Maryland transit officials are preparing to notify 110 residents and business owners along the planned 16-mile Purple Line route that they might have to move if a light-rail line is built between Bethesda and New Carrollton.
Letters will be hand-delivered later this month and in June to 50 residents and 60 business owners potentially in the path of future train tracks and stations, state transit officials said.
“The purpose of this notice is to inform you that the property you occupy may be affected by this project,” the letter states. The word “may” is in bold and underlined.
Michael D. Madden, the Maryland Transit Administration’s manager for Purple Line planning, said that only people whose entire property would potentially be condemned are being notified now so they can learn about government assistance programs, including help finding a new location.
“People are asking questions,” Madden said. “We don’t want people to panic or to move now thinking they have to without going through the process.”
The list, which has not been released, is “pretty definite but not absolute,” Madden said.
Sajid Chaudhry, who owns a Shell station at Kenilworth Avenue and East-West Highway in Riverdale Park, said the state notified him two years ago that his station’s site might be needed for a Purple Line station. Chaudhry said he leases the land from an oil distributor.
Chaudhry said he’s worried about how much he would be compensated for a business he paid $300,000 for about 10 years ago and thinks would sell today for $500,000. Unlike other businesses that don’t require underground fuel tanks, Chaudhry said, his can’t easily move.
“It’s a serious, serious loss,” Chaudhry said. “There is a lot of hard work and a lot of my money in there.”
Some of the 50 residences affected are apartment units, Madden said. About 20 are houses along East-West Highway in the Riverdale area. About two dozen of the 60 businesses are in one four-story office building at 1110 Bonifant St. in downtown Silver Spring, he said.
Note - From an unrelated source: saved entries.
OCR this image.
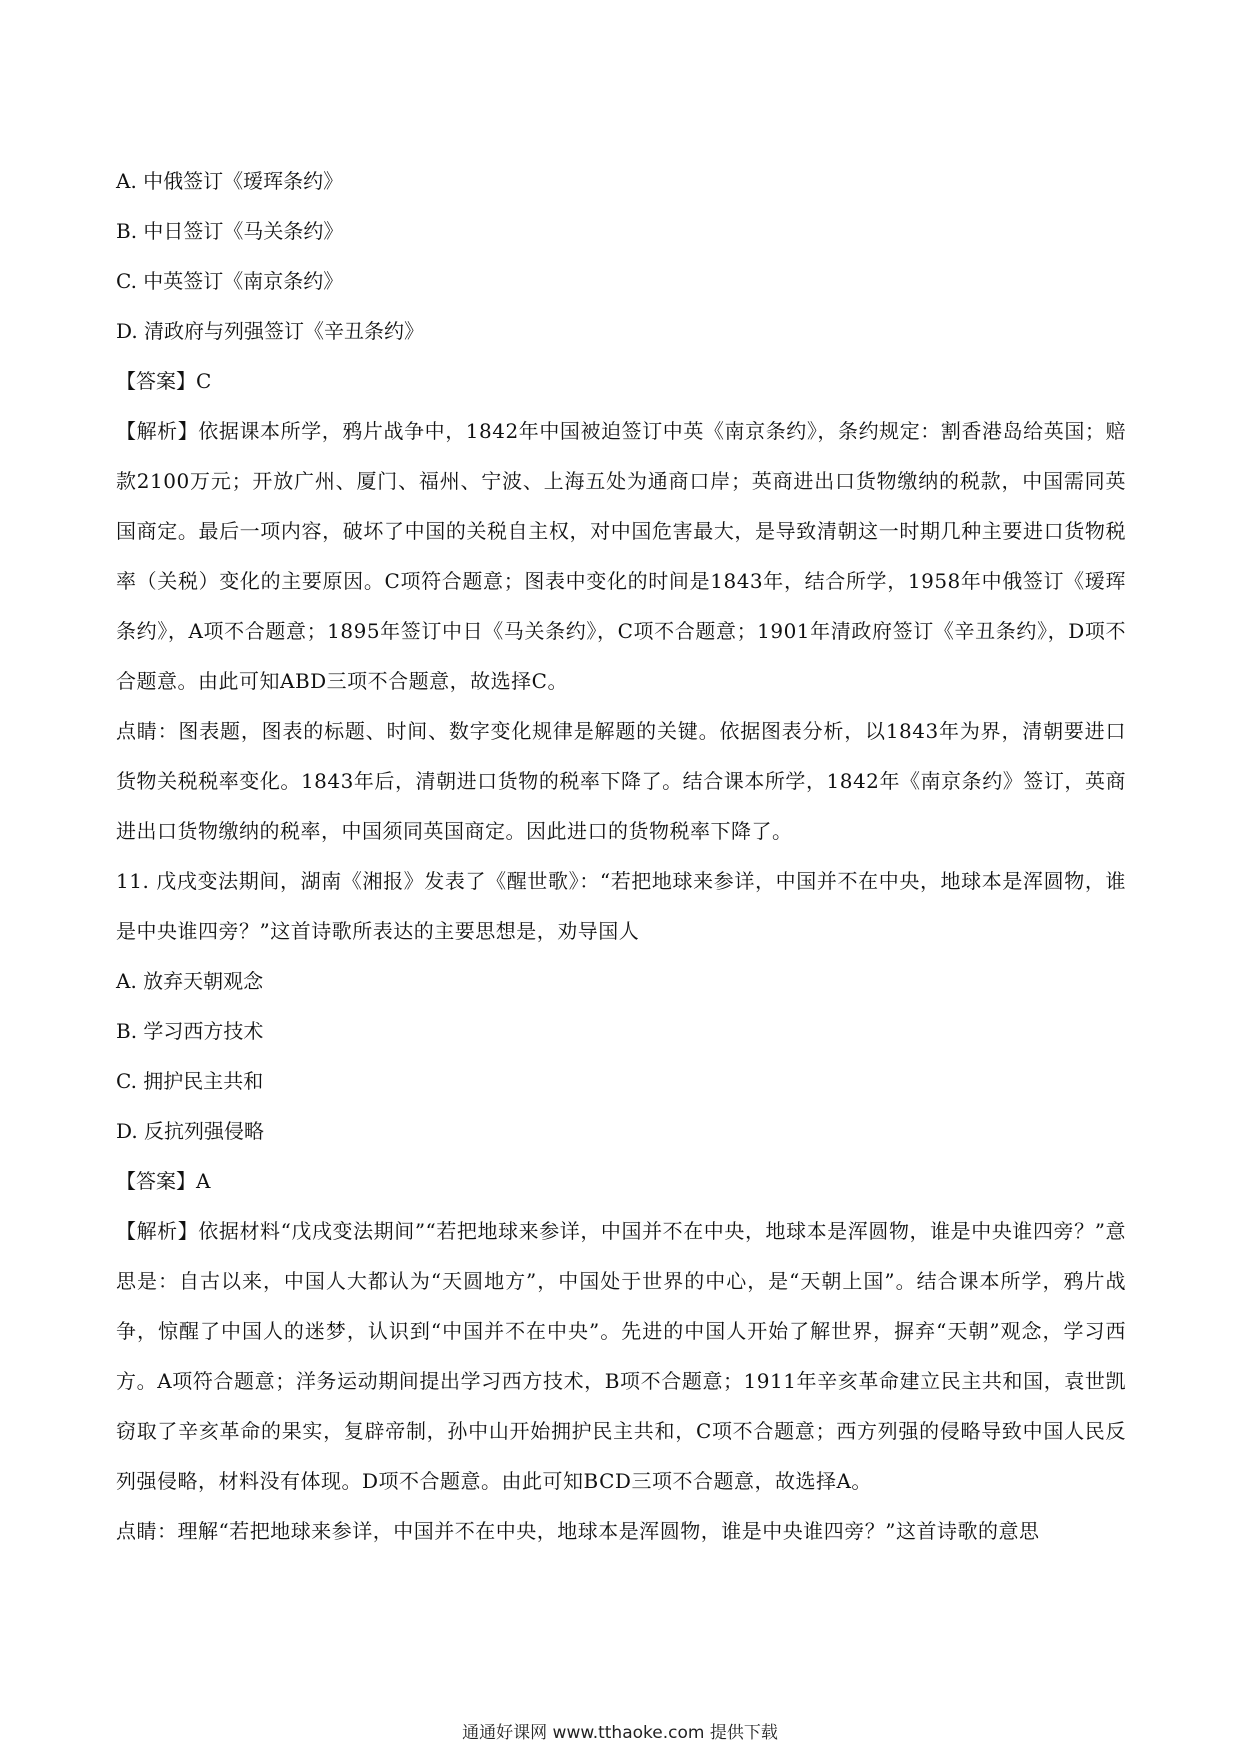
A. 中俄签订《瑷珲条约》
B. 中日签订《马关条约》
C. 中英签订《南京条约》
D. 清政府与列强签订《辛丑条约》
【答案】C
【解析】依据课本所学，鸦片战争中，1842年中国被迫签订中英《南京条约》，条约规定：割香港岛给英国；赔款2100万元；开放广州、厦门、福州、宁波、上海五处为通商口岸；英商进出口货物缴纳的税款，中国需同英国商定。最后一项内容，破坏了中国的关税自主权，对中国危害最大，是导致清朝这一时期几种主要进口货物税率（关税）变化的主要原因。C项符合题意；图表中变化的时间是1843年，结合所学，1958年中俄签订《瑷珲条约》，A项不合题意；1895年签订中日《马关条约》，C项不合题意；1901年清政府签订《辛丑条约》，D项不合题意。由此可知ABD三项不合题意，故选择C。
点睛：图表题，图表的标题、时间、数字变化规律是解题的关键。依据图表分析，以1843年为界，清朝要进口货物关税税率变化。1843年后，清朝进口货物的税率下降了。结合课本所学，1842年《南京条约》签订，英商进出口货物缴纳的税率，中国须同英国商定。因此进口的货物税率下降了。
11. 戊戌变法期间，湖南《湘报》发表了《醒世歌》：“若把地球来参详，中国并不在中央，地球本是浑圆物，谁是中央谁四旁？”这首诗歌所表达的主要思想是，劝导国人
A. 放弃天朝观念
B. 学习西方技术
C. 拥护民主共和
D. 反抗列强侵略
【答案】A
【解析】依据材料“戊戌变法期间”“若把地球来参详，中国并不在中央，地球本是浑圆物，谁是中央谁四旁？”意思是：自古以来，中国人大都认为“天圆地方”，中国处于世界的中心，是“天朝上国”。结合课本所学，鸦片战争，惊醒了中国人的迷梦，认识到“中国并不在中央”。先进的中国人开始了解世界，摒弃“天朝”观念，学习西方。A项符合题意；洋务运动期间提出学习西方技术，B项不合题意；1911年辛亥革命建立民主共和国，袁世凯窃取了辛亥革命的果实，复辟帝制，孙中山开始拥护民主共和，C项不合题意；西方列强的侵略导致中国人民反列强侵略，材料没有体现。D项不合题意。由此可知BCD三项不合题意，故选择A。
点睛：理解“若把地球来参详，中国并不在中央，地球本是浑圆物，谁是中央谁四旁？”这首诗歌的意思
通通好课网 www.tthaoke.com 提供下载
The relocations aren’t a certainty, Madden said. Design changes still could be made to spare more properties, he said, and the project, which is estimated to cost $2.15 billion to build, does not have construction funding.
People who could lose part of their land will be notified after September, when the state expects to receive federal approval of its environmental study, Madden said. State officials previously have said more than 300 properties could be affected; Madden said he did not have a more current number available.
That list of partial property impacts also is “still very fluid,” he said.
The proposed Purple Line would have 21 stops, and two-car trains powered by overhead electrical lines would run mostly along streets. If federal and state funding is secured, officials say, construction could begin in 2015 with the line opening in 2020.
Riverdale Park Mayor Vernon Archer said property owners who stand to lose a home or business have been notified repeatedly and invited to participate in meetings about the rail plan. The state also has spared some businesses and homes through design changes, he said.
“I’m not saying people will be happy,” Archer said, “but they won’t be surprised.”